2) Coal and oil and natural gas are still 85%+ of the energy used in the world. Outdoor air pollution kills 3 million people per year and indoor air pollution kills 1.5 million people per year.
12,300 people per day which is more than US Iraq war casualties + the deaths from 9/11 + the US afghanistan war casualties.
The US has about 60,000+ deaths per year from air pollution. 24,000+ deaths per year just from coal pollution.
In 23 years (by 2030), air pollution from fossil fuels will kill the equivalent of one third of the population of the USA. Equal to the population of the four largest states (California, New york, Texas and Florida).
Are you serious about saving lives? Nuclear power will save lives by being the fastest way to displace fossil fuel use and reduce air pollution. It will still take decades but it is 20 times more than wind and solar combined.
Humans have made fossil fuels into a key energy source too. What is your proposal to save those lives ?
So the micro nuclear reactor.
Um, who came up with this? Seriously? And who in their right mind could think this is a good idead?
Oh it’s fail safe. No it isn’t. Nothing humans can make is fail safe. And if you are smart enough to make it fail, it will.
Is toshiba Alqida, because they will love this.
Micro Nuclear Reactor is a nuclear bomb with some modifacations.
I think anyone that sees this as a good idea is a threat.
The micro nuclear reacort will bring death!
On page 79 of this 210 page source there is another mention of the Rapid-L as a funded research program. the source is from 2003.
http://www.vleem.org/PDF/Juelich-Fission-2.pdf
I do not know for certain about any mass production plans or the status of actual hardware. I only know that are a lot of paper studies and research has been done for 6+ years. I think they probably should have a working full size research reactor. That would not take much. It does not make much sense to me to start mass production of the Rapid-L. I think there are better small reactors in the development pipeline that could help make a real difference for global energy. The fuji MSR or the hyperion simplified solid core are ones that I think look pretty good. The Fuji MSR because it leaves no long term waste and the Hyperion because it looks good to help lower the cost of oil from oil shale in Colorado.

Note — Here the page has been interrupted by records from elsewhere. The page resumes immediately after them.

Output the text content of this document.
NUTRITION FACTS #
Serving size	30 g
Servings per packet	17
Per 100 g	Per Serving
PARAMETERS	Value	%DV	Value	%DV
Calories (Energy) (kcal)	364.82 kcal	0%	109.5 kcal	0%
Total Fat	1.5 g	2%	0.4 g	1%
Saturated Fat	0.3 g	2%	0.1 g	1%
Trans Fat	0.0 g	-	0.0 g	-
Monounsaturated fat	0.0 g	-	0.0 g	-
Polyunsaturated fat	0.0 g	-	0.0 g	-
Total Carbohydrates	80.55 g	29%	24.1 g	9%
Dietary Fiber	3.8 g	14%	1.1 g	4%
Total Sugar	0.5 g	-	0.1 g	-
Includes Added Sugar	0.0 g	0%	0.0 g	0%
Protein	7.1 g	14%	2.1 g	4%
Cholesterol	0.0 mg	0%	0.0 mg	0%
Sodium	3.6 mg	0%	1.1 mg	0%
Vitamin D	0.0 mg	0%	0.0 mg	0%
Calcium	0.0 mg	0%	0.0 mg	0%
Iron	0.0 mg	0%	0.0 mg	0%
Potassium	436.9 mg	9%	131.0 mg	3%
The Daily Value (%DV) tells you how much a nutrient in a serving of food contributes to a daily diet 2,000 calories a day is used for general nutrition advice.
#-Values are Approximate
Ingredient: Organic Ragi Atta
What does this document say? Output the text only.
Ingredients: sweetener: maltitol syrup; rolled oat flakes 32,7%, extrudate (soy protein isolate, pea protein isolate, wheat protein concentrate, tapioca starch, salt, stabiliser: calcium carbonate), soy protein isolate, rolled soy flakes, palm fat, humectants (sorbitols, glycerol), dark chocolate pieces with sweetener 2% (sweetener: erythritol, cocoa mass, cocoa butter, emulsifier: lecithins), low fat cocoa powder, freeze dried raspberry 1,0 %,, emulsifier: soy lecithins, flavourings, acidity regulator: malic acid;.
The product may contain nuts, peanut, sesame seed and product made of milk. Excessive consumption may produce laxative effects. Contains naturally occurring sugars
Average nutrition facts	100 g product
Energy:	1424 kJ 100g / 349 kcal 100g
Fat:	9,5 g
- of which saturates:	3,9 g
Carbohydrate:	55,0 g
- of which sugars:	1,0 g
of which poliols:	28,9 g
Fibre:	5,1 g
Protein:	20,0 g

The Rapid-L would work and look a lot better when thermoelectronics (see my articles on thermoelectric and the Freedomcar project) are more advanced by 2012-2015 and integrated into the design. Then the 5MWt could be converted to 1-2 MWe.
Various sources confirm the existance of the Rapid-L research program.
Uranium Information Centre Ltd
A.B.N. 30 005 503 828
GPO Box 1649, Melbourne 3001, Australia
phone (03) 8616 0440
http://www.uic.com.au/nip98.htm
The Rapid-L as presented to the American Nuclear Society
http://www.ans.org/meetings/docs/2007/am2007-prelim.pdf
See page 28 of the 42 page pdf.
Startup Sequence of RAPID-L Fast Reactor for Lunar Base Power System, M.Kambe (CRIEPI-Japan), O. Sato, H. Tsunoda (Mitsubishi Research Institute Japan)
Toshiba may have a prototype in the process of being built which would be ready for 2008 or 2009.
There is no information other than the paper studies. It is not a very complicated as far as nuclear reactors go and is roughly equivalent to a potentially cheaper research reactor. There is no claim that I have seen that the reactor would be mass produced yet. The goal might be mass production but for now it looks like one off research reactors.